Scientists have shown how a lung cancer patient's blood sample could be used to monitor and predict their response to treatment paving the way for personalised medicine for the disease.

The recent study, published in the journal Nature Medicine, also offers a method to test new therapies in the lab and to better understand how tumours become resistant to drugs.

Small cell lung cancer (SCLC) is an aggressive disease with poor survival and new treatments are desperately needed. In many cases the tumour is inoperable and biopsies are difficult to obtain, giving scientists few samples with which to study the disease.

Now research carried out at Cancer Research UK's Manchester Institute, based at The University of Manchester - part of the Manchester Cancer Research Centre - has looked at the potential of using circulating tumour cells (CTCs) - cells that have broken off from the tumour and are circulating in the blood - to investigate a patient's disease in a minimally invasive manner.

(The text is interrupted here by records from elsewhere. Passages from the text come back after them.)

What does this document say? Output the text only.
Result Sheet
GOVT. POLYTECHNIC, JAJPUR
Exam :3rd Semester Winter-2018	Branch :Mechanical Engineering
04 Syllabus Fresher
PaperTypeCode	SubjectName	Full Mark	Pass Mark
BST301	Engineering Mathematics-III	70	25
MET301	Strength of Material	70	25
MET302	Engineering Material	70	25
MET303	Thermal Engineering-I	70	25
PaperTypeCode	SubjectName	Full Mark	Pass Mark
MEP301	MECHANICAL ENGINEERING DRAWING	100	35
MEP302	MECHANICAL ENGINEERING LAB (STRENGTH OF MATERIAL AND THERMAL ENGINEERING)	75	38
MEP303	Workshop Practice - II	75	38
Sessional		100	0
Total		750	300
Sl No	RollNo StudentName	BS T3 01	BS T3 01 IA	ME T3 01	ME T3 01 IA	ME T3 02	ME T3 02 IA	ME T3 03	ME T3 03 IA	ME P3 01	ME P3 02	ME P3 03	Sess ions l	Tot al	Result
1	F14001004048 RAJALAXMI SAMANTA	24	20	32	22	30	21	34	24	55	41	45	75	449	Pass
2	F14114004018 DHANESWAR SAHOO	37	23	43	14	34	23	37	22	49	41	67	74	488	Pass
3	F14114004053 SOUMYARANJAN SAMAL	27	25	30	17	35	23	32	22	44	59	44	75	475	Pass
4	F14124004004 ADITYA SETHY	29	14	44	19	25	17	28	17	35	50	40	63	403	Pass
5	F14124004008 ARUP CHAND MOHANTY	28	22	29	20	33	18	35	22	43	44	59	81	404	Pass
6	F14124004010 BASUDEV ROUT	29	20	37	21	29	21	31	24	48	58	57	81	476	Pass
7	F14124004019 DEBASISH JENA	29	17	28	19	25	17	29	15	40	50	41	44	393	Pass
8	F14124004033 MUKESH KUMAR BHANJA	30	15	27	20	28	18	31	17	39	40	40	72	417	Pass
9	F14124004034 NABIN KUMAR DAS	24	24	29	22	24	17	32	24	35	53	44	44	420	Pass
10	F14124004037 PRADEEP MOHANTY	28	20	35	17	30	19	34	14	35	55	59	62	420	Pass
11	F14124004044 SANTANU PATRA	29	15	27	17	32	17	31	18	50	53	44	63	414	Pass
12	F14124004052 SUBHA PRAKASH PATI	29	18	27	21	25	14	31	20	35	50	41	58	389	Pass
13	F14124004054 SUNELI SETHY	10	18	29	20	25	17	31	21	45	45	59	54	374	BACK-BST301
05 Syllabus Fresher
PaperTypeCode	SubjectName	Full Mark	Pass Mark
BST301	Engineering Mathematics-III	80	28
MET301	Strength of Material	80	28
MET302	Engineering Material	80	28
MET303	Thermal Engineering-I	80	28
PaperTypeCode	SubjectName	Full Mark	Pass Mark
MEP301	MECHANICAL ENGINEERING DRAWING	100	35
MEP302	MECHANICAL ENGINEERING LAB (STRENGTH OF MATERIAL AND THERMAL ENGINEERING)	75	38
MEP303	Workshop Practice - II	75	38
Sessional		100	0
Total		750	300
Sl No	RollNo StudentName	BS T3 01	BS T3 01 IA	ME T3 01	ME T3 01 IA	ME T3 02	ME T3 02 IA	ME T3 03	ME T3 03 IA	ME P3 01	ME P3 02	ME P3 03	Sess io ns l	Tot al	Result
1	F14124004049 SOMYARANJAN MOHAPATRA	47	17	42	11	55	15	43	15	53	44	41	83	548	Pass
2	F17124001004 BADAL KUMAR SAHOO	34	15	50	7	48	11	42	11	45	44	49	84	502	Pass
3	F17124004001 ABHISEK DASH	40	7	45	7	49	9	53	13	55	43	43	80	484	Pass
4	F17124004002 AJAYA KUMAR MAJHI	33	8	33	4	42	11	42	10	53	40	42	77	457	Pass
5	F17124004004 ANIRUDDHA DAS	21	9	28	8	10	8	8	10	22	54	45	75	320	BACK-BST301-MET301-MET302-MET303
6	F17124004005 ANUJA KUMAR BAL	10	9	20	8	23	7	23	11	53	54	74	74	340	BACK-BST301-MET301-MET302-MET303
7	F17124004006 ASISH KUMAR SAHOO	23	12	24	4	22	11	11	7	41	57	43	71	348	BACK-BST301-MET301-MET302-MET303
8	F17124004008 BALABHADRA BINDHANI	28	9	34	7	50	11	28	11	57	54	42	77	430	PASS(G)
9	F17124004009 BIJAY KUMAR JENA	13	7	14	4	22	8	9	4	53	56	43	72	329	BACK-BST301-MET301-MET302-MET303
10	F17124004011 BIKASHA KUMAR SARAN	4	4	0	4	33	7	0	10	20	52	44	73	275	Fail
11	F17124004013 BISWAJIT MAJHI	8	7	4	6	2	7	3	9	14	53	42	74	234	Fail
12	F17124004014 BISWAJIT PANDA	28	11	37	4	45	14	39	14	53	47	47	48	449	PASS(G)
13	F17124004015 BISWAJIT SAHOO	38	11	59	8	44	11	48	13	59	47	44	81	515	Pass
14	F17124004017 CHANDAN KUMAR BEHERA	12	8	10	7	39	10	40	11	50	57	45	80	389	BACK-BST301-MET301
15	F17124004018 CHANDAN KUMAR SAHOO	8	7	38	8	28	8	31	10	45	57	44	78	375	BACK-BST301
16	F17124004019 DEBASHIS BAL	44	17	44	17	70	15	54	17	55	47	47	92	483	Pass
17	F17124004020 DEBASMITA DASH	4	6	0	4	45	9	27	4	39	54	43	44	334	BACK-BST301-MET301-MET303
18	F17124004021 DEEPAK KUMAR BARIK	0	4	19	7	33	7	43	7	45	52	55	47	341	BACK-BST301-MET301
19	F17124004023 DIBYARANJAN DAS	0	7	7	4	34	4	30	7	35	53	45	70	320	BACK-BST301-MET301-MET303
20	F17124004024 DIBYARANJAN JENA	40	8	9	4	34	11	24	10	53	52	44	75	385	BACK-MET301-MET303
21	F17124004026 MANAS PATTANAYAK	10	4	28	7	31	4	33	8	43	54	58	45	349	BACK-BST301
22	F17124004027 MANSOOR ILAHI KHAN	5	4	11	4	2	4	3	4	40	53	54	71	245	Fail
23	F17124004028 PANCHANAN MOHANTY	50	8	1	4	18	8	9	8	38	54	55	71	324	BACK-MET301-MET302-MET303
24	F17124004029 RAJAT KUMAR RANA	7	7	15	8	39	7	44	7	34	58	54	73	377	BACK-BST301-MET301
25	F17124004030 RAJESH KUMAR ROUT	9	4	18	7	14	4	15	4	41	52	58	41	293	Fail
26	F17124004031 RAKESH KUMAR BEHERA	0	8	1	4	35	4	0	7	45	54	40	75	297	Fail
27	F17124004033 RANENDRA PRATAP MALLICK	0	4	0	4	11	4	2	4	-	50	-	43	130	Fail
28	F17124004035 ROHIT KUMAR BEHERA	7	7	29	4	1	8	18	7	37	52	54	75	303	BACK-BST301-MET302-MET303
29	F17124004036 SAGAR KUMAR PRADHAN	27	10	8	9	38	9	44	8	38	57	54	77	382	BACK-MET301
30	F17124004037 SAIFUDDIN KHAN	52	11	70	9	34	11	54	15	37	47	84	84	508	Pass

The researchers, working closely with lung specialist and Medical Oncologist Dr Fiona Blackhall at The Christie NHS Foundation Trust, found that patients with SCLC had many more CTCs in a small sample of their blood than patients with other types of cancer. Importantly, the number of CTCs for each patient was related to their survival - patients with fewer CTCs in their blood lived longer.

Professor Caroline Dive, who led the study, said: "Access to sufficient tumour tissue is a major barrier to us fully understanding the biology of SCLC. This liquid biopsy is straightforward and not invasive so can be easily repeated and will allow us to study the genetics of each lung cancer patient's individual tumour. It also means that we may have a feasible way of monitoring patient response to therapy, hopefully allowing us to personalise and tailor individual treatment plans to each patient."

In addition, the team were able to use these CTCs to grow tumour models in mice, which they termed CTC-derived explants (CDXs). When they treated these mice with the same chemotherapy drugs as the SCLC patients they showed that the CDXs responded in the same way as each donor patient.

"We can use these models to help us understand why so many SCLC patients acquire resistance to chemotherapy and to search for and test potential new targeted treatments," added Professor Dive.